Durante o exílio, Ferreira Gullar percebeu que poderia não haver o amanhã. E, caso não houvesse realmente, o que seria dele? Por isso a necessidade de pôr no papel tudo que passasse por sua cabeça, tudo que precisasse ser imediatamente falado, antes que não houvesse tempo para mais nada dizer. E assim foi feito:

[…]

turvo turvo

a turva

mão do sopro

contra o muro

escuro

menos menos

menos que escuro

menos que mole e duro

menos que fosso e muro: menos que furo

escuro mais que escuro: claro

como água? como pluma?

claro mais que claro claro: coisa alguma

e tudo

(ou quase)

um bicho que o universo fabrica

e vem sonhando desde as entranhas

(Trecho de Poema Sujo)

 

O Poema foi lido pela primeira vez na casa de Augusto Boal (um dos grandes nomes do teatro contemporâneo) em Buenos Aires, a pedido de Augusto e de Vinícius de Moraes, que estava pela cidade. Segundo o que conta Ferreira Gullar, brincando, “Vinícius se emocionou, e isso era muito difícil de acontecer, imaginem…”. Mas Vinícius estava certo: aquilo precisava vir para o Brasil. Diante dessa situação, os amigos gravaram o “Poema Sujo” na voz de seu autor e Vinícius trouxe para o Brasil a tal gravação, promovendo aqui vários recitais para que as pessoas pudessem escutar a poesia. O sucesso foi imediato. A qualidade era tanta que no ano seguinte, 1976, o editor Ênnio Silveira publicou o livro. Todo mundo queria ler Poema Sujo.

A fama da obra não é difícil de ser compreendida. Os versos fluidos, palavras simples, o impacto da linguagem escolhida pelo autor e a realidade dos sentimentos ali expostos geram motivos mais que suficientes para procurar o texto. No poema, Ferreira trata da passagem do tempo como algo inevitável e crucial. O dia e a noite, o passado e o presente. As sensações físicas versus os sentimentos. A união da realidade artística com realidade factual. A política e o meio social intrínsecos e implícitos no decorrer das estrofes. As pessoas que leram – e gostaram – do Poema sentiram ainda mais vontade de lutar contra a ditadura, pois o sentimento de união se tornou mais forte. Hoje ainda a obra causa o mesmo efeito em quem a lê. O leitor volta seu olhar para sua vida e aquilo que o cerca, reflete.

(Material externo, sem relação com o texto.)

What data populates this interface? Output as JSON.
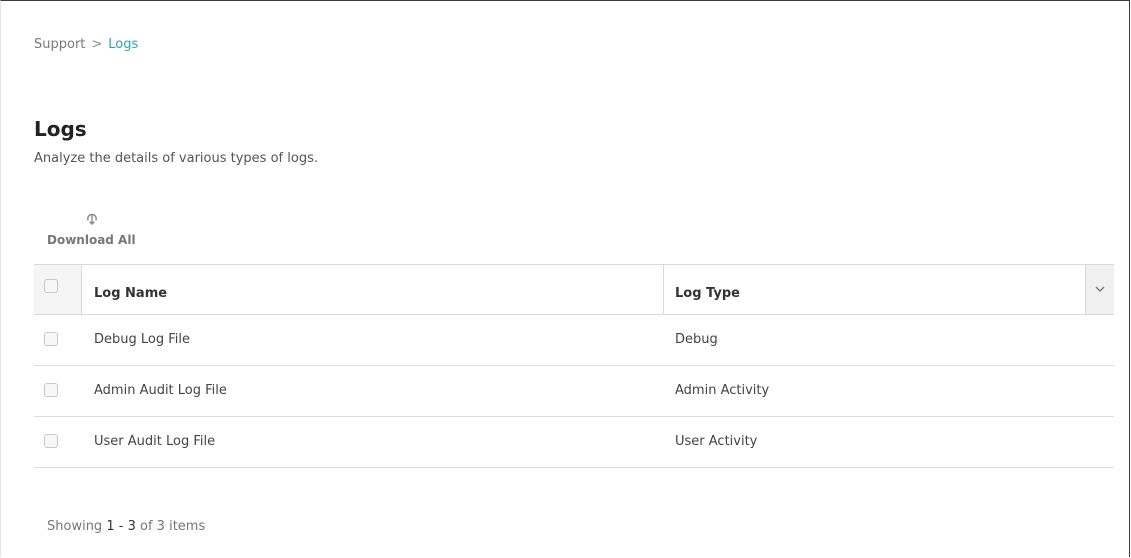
{
  "breadcrumb": {
    "parent": "Support",
    "separator": ">",
    "current": "Logs"
  },
  "page": {
    "title": "Logs",
    "subtitle": "Analyze the details of various types of logs."
  },
  "toolbar": {
    "download_all_label": "Download All",
    "download_icon": "download-icon"
  },
  "grid": {
    "columns": [
      {
        "label": "Log Name"
      },
      {
        "label": "Log Type"
      }
    ],
    "column_menu_icon": "chevron-down-icon",
    "rows": [
      {
        "name": "Debug Log File",
        "type": "Debug"
      },
      {
        "name": "Admin Audit Log File",
        "type": "Admin Activity"
      },
      {
        "name": "User Audit Log File",
        "type": "User Activity"
      }
    ]
  },
  "footer": {
    "prefix": "Showing",
    "range_start": "1",
    "range_dash": "-",
    "range_end": "3",
    "of_text": "of 3 items"
  },
  "colors": {
    "accent": "#2aa6ad",
    "header_bg": "#f5f5f5",
    "border": "#d9d9d9",
    "text": "#333333"
  }
}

O “sujo” do nome pode ter, principalmente, dois significados: a época em que foi escrito, na qual o país e o mundo viviam na sujeira, e também a linguagem coloquial e a pornografia. Muita gente não gosta do livro por não admitir tal linguagem na poesia, que é ainda vista como a mais pura manifestação literária pelos tradicionalistas.

[…]

azul

era o gato

azul

era o galo

azul

o cavalo

azul

teu cu

tua gengiva igual a tua bocetinha

que parecia sorrir entre as folhas de

banana entre os cheiros de flor

e bosta de porco aberta como

uma boca do corpo

(não como a tua boca de palavras) como uma

entrada para

eu não sabia tu

não sabias

fazer girar a vida

com seu montão de estrelas e oceano

entrando-nos em ti

bela bela

mais que bela

mas como era o nome dela?

Não era Helena nem Vera

nem Nara nem Gabriela

nem Tereza nem Maria

Seu nome seu nome era…

Perdeu-se na carne fria

perdeu na confusão de tanta noite e tanto dia

(Trecho de Poema Sujo)

 

Talvez a tarefa mais difícil seja tentar separar o Eu Lírico de Poema Sujo da pessoa Ferreira Gullar. Existiria essa diferença, se ele mesmo afirma ter escrito aquilo que queria dizer? A obra é há muito tempo vista como memorialista e quase autobiográfica. Eu não discordo.

Hoje, Ferreira Gullar tem 84 anos e diz que não anda escrevendo porque já não se espanta mais. “A poesia nasce do espanto”, ele afirma.